北条宗時のこと〜義時の兄は源頼朝旗揚げのキーマンだった!

「鎌倉殿の13人」で注目された、義時公の兄・北条宗時殿は、はたしてどんな人物だったのじゃろうか。源頼朝の旗揚げにキーマンとして尽力し、非業の死を遂げた宗時殿について、まとめておくぞ。

片岡愛之助演じる北条宗時(大河ドラマ「鎌倉殿の13人」)

片岡愛之助演じる北条宗時(大河ドラマ「鎌倉殿の13人」)

北条宗時の出自 

北条宗時殿は北条時政公の子で通称は「北条三郎」。「江間小四郎」と呼ばれた義時公の兄であることは間違いないが、一郎二郎がいて兄が夭折したのか、北条政子さまの兄なのか弟なのかなど、成年不詳であり、詳しいことはよくわからない。

細川重男さんの『北条氏と鎌倉幕府 (講談社選書メチエ)』によれば、宗時殿の「宗」は、時政公の後妻である牧の方の実家・牧氏の通字からとられたのではないかと推測されている。牧氏は平忠盛の後妻、つまり清盛の継母で源頼朝公の命を助けた池禅尼の実家じゃ。
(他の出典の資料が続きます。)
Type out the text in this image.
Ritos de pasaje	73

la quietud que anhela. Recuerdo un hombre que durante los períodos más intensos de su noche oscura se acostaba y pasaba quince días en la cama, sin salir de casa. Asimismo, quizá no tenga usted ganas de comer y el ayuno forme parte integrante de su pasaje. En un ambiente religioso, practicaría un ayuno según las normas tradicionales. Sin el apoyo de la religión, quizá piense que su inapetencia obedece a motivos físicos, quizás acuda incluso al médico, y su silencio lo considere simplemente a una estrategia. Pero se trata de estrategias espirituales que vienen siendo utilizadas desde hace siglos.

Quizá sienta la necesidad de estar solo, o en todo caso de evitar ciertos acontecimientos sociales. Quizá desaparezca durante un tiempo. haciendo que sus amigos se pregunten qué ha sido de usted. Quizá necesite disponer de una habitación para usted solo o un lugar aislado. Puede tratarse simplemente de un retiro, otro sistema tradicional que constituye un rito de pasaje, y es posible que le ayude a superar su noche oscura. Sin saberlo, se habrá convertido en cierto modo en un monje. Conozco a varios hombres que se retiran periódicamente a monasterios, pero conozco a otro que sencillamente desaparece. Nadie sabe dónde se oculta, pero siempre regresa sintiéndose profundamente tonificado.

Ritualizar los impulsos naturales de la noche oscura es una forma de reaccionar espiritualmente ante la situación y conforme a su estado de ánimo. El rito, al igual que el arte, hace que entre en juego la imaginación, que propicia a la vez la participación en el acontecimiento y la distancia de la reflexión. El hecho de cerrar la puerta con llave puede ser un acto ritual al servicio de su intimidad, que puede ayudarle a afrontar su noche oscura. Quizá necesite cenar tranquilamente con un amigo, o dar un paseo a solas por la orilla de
牧の方の父・宗親は、平頼盛の所領である駿河国大岡牧の代官をつとめており、時政公は、牧宗親を嫡子・宗時殿の烏帽子親とすることにより、伊豆における勢力確保をねらっていたのではないかというのじゃ。そして、ゆくゆくは、牧の方を宗時殿の嫁にしようと目論んでいたが、宗時殿が石橋山の合戦で討死してしまったため、自分の後妻に迎えたのではないかと。

ちなみに、細川重男さんは、義時公の「義」は三浦氏からもらったのではないかとも推測しているが、これは時政公が北条氏が伊東氏の勢力にのみこまれぬよう、三浦氏、牧氏との協調関係を築こうとしていたと指摘されている。

石橋山の合戦で討死

それはともかく北条宗時殿のこと。宗時殿は源頼朝公の旗揚げに父・時政殿と弟・義時公とともに参戦。伊豆の目代・山木兼隆の館を攻めたときには先導役をつとめている。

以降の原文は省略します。